SanaPipeline¶

SANA: Efficient High-Resolution Image Synthesis with Linear Diffusion Transformers from NVIDIA and MIT HAN Lab, by Enze Xie, Junsong Chen, Junyu Chen, Han Cai, Haotian Tang, Yujun Lin, Zhekai Zhang, Muyang Li, Ligeng Zhu, Yao Lu, Song Han.

The abstract from the paper is:

We introduce Sana, a text-to-image framework that can efficiently generate images up to 4096×4096 resolution. Sana can synthesize high-resolution, high-quality images with strong text-image alignment at a remarkably fast speed, deployable on laptop GPU. Core designs include: (1) Deep compression autoencoder: unlike traditional AEs, which compress images only 8×, we trained an AE that can compress images 32×, effectively reducing the number of latent tokens. (2) Linear DiT: we replace all vanilla attention in DiT with linear attention, which is more efficient at high resolutions without sacrificing quality. (3) Decoder-only text encoder: we replaced T5 with modern decoder-only small LLM as the text encoder and designed complex human instruction with in-context learning to enhance the image-text alignment. (4) Efficient training and sampling: we propose Flow-DPM-Solver to reduce sampling steps, with efficient caption labeling and selection to accelerate convergence. As a result, Sana-0.6B is very competitive with modern giant diffusion model (e.g. Flux-12B), being 20 times smaller and 100+ times faster in measured throughput. Moreover, Sana-0.6B can be deployed on a 16GB laptop GPU, taking less than 1 second to generate a 1024×1024 resolution image. Sana enables content creation at low cost. Code and model will be publicly released.

Tip

Make sure to check out the Schedulers guide to learn how to explore the tradeoff between scheduler speed and quality, and see the reuse components across pipelines section to learn how to efficiently load the same components into multiple pipelines.
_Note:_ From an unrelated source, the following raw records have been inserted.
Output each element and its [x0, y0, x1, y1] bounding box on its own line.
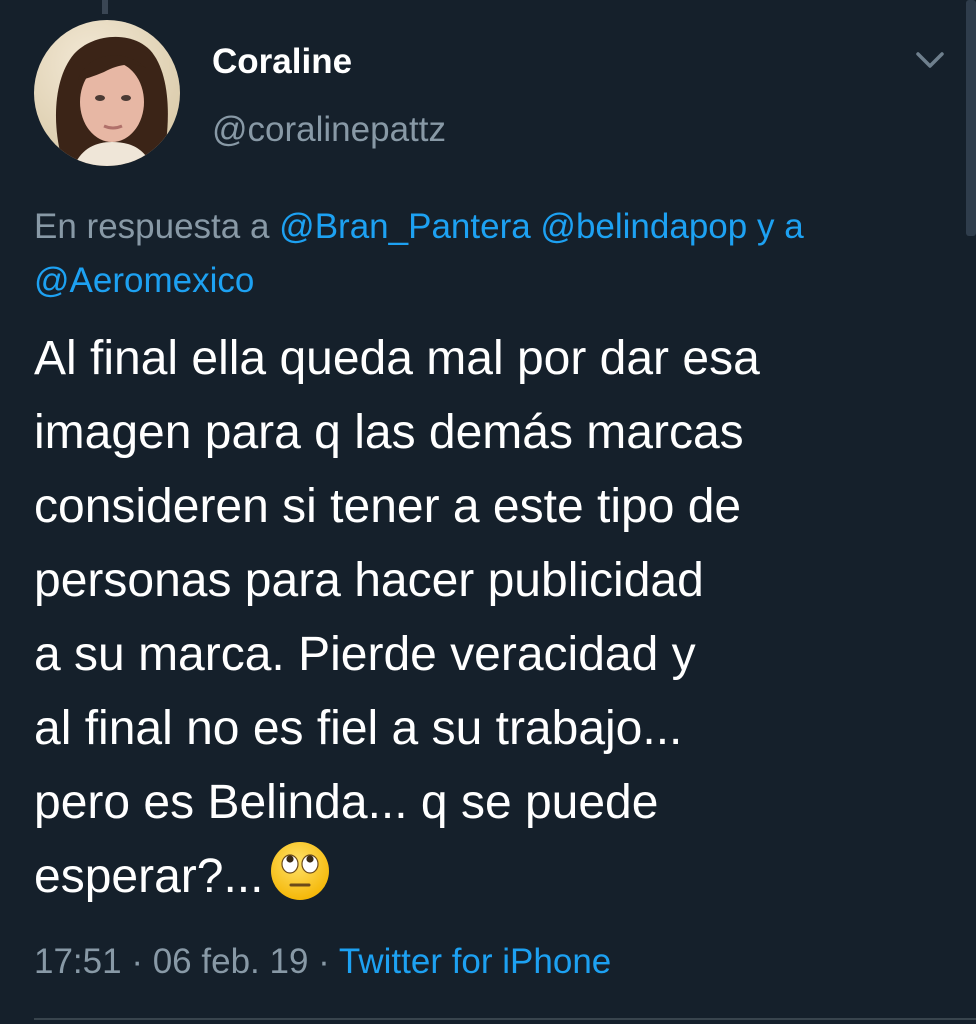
reply-conjunction[interactable]: y a [757, 207, 804, 246]
reply-context: En respuesta a @Bran_Pantera @belindapop… [34, 200, 954, 308]
meta-separator: · [318, 942, 330, 981]
tweet-time[interactable]: 17:51 [34, 942, 122, 981]
avatar[interactable] [34, 20, 180, 166]
meta-separator: · [131, 942, 143, 981]
mention-link[interactable]: @Aeromexico [34, 261, 254, 300]
tweet-meta: 17:51 · 06 feb. 19 · Twitter for iPhone [34, 938, 611, 986]
tweet-source-link[interactable]: Twitter for iPhone [339, 942, 611, 981]
tweet-detail-view: Coraline @coralinepattz En respuesta a @… [0, 0, 976, 1024]
rolling-eyes-emoji [271, 842, 330, 900]
scrollbar[interactable] [966, 0, 976, 236]
chevron-down-icon[interactable] [912, 46, 948, 74]
user-handle[interactable]: @coralinepattz [212, 108, 446, 152]
display-name[interactable]: Coraline [212, 40, 352, 84]
reply-prefix: En respuesta a [34, 207, 270, 246]
thread-connector [102, 0, 108, 14]
tweet-text: Al final ella queda mal por dar esa imag… [34, 322, 954, 914]
tweet-date[interactable]: 06 feb. 19 [153, 942, 309, 981]
mention-link[interactable]: @Bran_Pantera [279, 207, 531, 246]
avatar-image [34, 20, 180, 166]
divider [34, 1018, 976, 1020]
mention-link[interactable]: @belindapop [540, 207, 747, 246]
tweet-body: Al final ella queda mal por dar esa imag… [34, 332, 760, 903]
This pipeline was contributed by lawrence-cj and chenjy2003. The original codebase can be found here. The original weights can be found under hf.co/Efficient-Large-Model.

Available models:

Model	Recommended dtype
`Efficient-Large-Model/Sana_1600M_1024px_BF16_diffusers`	`mindspore.bfloat16`
`Efficient-Large-Model/Sana_1600M_1024px_diffusers`	`mindspore.float16`
`Efficient-Large-Model/Sana_1600M_1024px_MultiLing_diffusers`	`mindspore.float16`
`Efficient-Large-Model/Sana_1600M_512px_diffusers`	`mindspore.float16`
`Efficient-Large-Model/Sana_1600M_512px_MultiLing_diffusers`	`mindspore.float16`
`Efficient-Large-Model/Sana_600M_1024px_diffusers`	`mindspore.float16`
`Efficient-Large-Model/Sana_600M_512px_diffusers`	`mindspore.float16`

Refer to this collection for more information.

Note: The recommended dtype mentioned is for the transformer weights. The text encoder and VAE weights must stay in mindspore.bfloat16 or mindspore.float32 for the model to work correctly. Please refer to the inference example below to see how to load the model with the recommended dtype.

Tip

Make sure to pass the variant argument for downloaded checkpoints to use lower disk space. Set it to "fp16" for models with recommended dtype as mindspore.float16, and "bf16" for models with recommended dtype as mindspore.bfloat16. By default, mindspore.float32 weights are downloaded, which use twice the amount of disk storage. Additionally, mindspore.float32 weights can be downcasted on-the-fly by specifying the mindspore_dtype argument. Read about it in the docs.